Emoties vormen het uitgangspunt van de expositie. De eerste ruimte is gewijd aan woede. Op een ovalen tapijt waarin veel rood is verwerkt, zijn ‘kwaadgemutste’ figuren druk in de weer om andere het leven zuur te maken. Maar Eisma maakt duidelijk dat het beter is met elkaar te praten dan elkaar achterna te zitten. Tenminste, dat is de boodschap van de vele keramieken zonnebloemen met hun open monden die boven het grote ‘woedetapijt’ aan de omringende muren bevestigd zijn.
Maar praten heeft alleen maar zin als er naar je geluisterd wordt. Om dat te benadrukken, heeft de kunstenaar In het volgende kabinet een groot aantal keramieken oren aan de wanden bevestigd in combinatie met verstilde keramieken gezichten. Alleen via praten en luisteren kom je verder met elkaar, wil Eisma zeggen.
Een leuk detail is dat Eisma haar sprekende zonnebloemen, luisterende oren en verstilde gezichten aan de wanden heeft bevestigd met duidelijk zichtbare schroefhaken. Alsof ze wil benadrukken dat haar boodschap gaat over heel elementaire zaken. De verbeelding ervan is echter buitengewoon vindingrijk, verrassend en kleurrijk.
In het universum van Eisma is volop ruimte voor uiteenlopende figuren. Groot en klein, effen of juist bont, gemaakt van wol of van klei, sommige hebben één hoofd, andere twee, ze zijn menselijk of dierlijk… Het is alles van een carnavaleske veelzijdigheid en uitbundigheid.
Op de lange scheidingswand tussen de eerste twee kabinetten hangt een vele meters lang tapijtwerk: een boot waarop alle figuren uit de expositie hun plek gevonden lijken te hebben. Het ziet er heel harmonieus uit. Hoe raar een figuurtje er ook uitziet, het mag er zijn, het wordt door de andere geaccepteerd.

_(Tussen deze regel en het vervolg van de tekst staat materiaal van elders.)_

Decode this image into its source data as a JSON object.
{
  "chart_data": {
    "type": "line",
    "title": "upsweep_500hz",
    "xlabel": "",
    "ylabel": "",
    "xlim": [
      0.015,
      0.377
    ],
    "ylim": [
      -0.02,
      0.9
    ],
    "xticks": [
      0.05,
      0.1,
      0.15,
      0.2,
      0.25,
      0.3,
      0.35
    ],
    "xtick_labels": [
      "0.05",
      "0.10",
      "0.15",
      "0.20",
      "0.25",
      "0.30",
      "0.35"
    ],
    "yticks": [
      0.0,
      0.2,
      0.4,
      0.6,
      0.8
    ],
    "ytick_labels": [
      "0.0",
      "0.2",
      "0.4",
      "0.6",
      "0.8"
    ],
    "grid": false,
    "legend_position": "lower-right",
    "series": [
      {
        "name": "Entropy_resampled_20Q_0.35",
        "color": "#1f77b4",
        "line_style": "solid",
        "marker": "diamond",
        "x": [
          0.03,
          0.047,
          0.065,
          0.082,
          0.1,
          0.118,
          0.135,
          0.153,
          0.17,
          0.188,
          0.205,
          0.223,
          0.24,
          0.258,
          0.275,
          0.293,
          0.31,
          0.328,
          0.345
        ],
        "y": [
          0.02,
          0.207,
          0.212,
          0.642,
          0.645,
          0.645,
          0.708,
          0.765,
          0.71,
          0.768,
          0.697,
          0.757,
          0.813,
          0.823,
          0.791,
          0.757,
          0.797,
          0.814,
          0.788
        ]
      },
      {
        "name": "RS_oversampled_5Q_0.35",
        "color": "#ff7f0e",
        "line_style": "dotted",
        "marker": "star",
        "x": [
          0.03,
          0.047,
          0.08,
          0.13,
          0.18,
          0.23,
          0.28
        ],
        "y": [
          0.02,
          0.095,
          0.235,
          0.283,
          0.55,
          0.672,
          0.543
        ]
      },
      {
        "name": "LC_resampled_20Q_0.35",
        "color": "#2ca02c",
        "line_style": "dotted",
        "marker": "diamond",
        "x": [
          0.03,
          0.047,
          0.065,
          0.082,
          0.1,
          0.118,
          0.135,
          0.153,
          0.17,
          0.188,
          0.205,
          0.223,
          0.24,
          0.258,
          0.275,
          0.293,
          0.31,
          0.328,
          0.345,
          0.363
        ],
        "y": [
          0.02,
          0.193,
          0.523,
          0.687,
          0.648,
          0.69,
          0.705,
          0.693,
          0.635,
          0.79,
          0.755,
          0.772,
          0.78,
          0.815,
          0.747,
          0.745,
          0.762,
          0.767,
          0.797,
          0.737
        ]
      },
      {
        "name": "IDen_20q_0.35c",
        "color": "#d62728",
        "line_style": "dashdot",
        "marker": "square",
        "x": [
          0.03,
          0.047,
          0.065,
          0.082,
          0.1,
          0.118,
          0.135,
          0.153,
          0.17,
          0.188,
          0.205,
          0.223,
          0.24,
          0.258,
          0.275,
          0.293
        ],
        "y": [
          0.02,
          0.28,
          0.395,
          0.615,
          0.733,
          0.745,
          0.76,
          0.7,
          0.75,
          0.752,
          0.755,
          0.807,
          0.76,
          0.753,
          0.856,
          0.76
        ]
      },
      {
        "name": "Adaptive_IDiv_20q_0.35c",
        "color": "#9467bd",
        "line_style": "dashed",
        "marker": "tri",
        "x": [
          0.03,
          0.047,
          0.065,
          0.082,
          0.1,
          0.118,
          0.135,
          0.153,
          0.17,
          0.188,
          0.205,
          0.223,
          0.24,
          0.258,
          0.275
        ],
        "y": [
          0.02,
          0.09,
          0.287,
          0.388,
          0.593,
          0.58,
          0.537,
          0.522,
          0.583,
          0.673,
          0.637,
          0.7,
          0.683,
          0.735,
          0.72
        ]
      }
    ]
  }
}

De wezentjes keren op verschillende plekken in de tentoonstelling terug. Zo is er een vriendelijk ogend hondachtig figuurtje met vijf poten dat Knoopje heet. Die hangt groot en geïsoleerd op een eigen muur maar komt ook voor in een aantal andere taferelen. Als je daar oog voor krijgt, doe je leuke ontdekkingen. Zo blijkt Knoopje zich bijvoorbeeld te ontpoppen als de noeste beschermer van een gezinnetje dat vlucht voor een boosaardig wezen.
Er zijn ook terugkerende motieven, met als belangrijkste de maag. In het lichaam van veel figuren heeft Eisma expliciet een maag verwerkt: een ovaal vlak waarin zich van alles kan afspelen. Zo zie je in de maag van een van de figuren twee wezentjes rond een kampvuurtje zitten. Een vuurtje dat vast en zeker de liefde verbeeldt.
Afra Eisma studeerde aan de Koninklijke Academie voor Beeldende Kunsten in Den Haag in de tijd dat Hanne Hagenaars daar werkte. Hagenaars, die onlangs afscheid nam als conservator van het Fries Museum, was zo gecharmeerd van het werk van Eisma dat ze vond dat de kunstenaar een museumpresentatie verdiende. ‘Haar werk straalt van optimisme en levenslust. Het gaat over liefde, vriendschap, de zin van het leven en de dilemma’s die daar bij horen. En ze weet dat altijd te vertalen op een manier waarin iedereen zich kan herkennen.’